Bu konuyu çeşitli başlıklar altında, daha detaylı inceleyelim.
İlk olarak aile ilişkilerinden başlamak istiyorum. Toplumlar, bireylerden oluşur. Yani toplumun en temel taşı: Bireydir. Bireylerden oluşan aile ise, toplumun yapı taşıdır. Bu durumu inşaatlara benzetebiliriz. Tuğlalar bireylerdir; tuğlaların bir arada olmasını sağlayan çimento ve benzeri şeyler de ailedir. Aile, bireyleri bir arada tutan, insanlar arasında ki düzenin ilk aşamasını sağlayan temel yapıdır, yapı taşıdır. Geçmişte bugün ki gibi fabrikalar ve masa başı işler yoktu. Tek iş vardı, o da, tarımdı.

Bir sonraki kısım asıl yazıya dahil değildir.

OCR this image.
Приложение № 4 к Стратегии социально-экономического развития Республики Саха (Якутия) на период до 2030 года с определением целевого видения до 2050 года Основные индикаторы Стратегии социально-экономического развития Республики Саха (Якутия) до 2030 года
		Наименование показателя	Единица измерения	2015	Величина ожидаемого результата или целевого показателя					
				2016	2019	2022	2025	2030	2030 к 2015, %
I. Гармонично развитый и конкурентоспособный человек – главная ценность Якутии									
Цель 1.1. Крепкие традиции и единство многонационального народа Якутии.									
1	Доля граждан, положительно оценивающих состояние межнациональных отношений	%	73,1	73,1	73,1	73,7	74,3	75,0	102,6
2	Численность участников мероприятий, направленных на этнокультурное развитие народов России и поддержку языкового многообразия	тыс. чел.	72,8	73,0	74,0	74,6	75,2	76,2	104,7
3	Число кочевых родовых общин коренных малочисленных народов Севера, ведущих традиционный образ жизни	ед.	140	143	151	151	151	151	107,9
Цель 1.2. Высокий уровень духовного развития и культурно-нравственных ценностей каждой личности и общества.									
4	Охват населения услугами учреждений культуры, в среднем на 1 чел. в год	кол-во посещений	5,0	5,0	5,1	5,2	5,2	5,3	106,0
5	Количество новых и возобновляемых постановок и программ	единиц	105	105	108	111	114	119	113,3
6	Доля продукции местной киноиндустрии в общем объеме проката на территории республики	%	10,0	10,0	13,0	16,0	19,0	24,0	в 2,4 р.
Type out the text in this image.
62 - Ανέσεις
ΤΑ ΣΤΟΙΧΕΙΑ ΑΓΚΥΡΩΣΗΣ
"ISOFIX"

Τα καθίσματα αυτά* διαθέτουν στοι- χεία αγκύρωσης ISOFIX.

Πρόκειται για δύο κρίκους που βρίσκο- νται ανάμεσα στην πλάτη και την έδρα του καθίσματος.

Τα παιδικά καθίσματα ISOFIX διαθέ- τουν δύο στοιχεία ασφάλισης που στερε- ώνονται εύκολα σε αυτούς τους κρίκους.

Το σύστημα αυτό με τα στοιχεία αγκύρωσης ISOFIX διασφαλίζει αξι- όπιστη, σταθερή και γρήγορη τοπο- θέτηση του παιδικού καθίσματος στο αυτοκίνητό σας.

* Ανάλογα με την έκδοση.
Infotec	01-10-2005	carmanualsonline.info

Tarım takdir edersiniz ki, tek bir insanın başa çıkamayacağı bir iştir. Bu yüzden tarımla uğraşan kadın ve erkek, kendi işlerine yardımcı olması ve toplumun bunu gerekli gördüğü için yaptığı baskıdan dolayı, çocuk sahibi olmaya karar verir. Geçmişte ki tarım toplumlarına en iyi ve bize en yakın örnek Osmanlı devletinin, 1500’lü yıllarıdır. Bu devirde çiftler çocuk sahibi olur, çocuğu büyütür, o dönemler de okul pek olmadığı için direkt olarak tarlada çalışmaya başlardı.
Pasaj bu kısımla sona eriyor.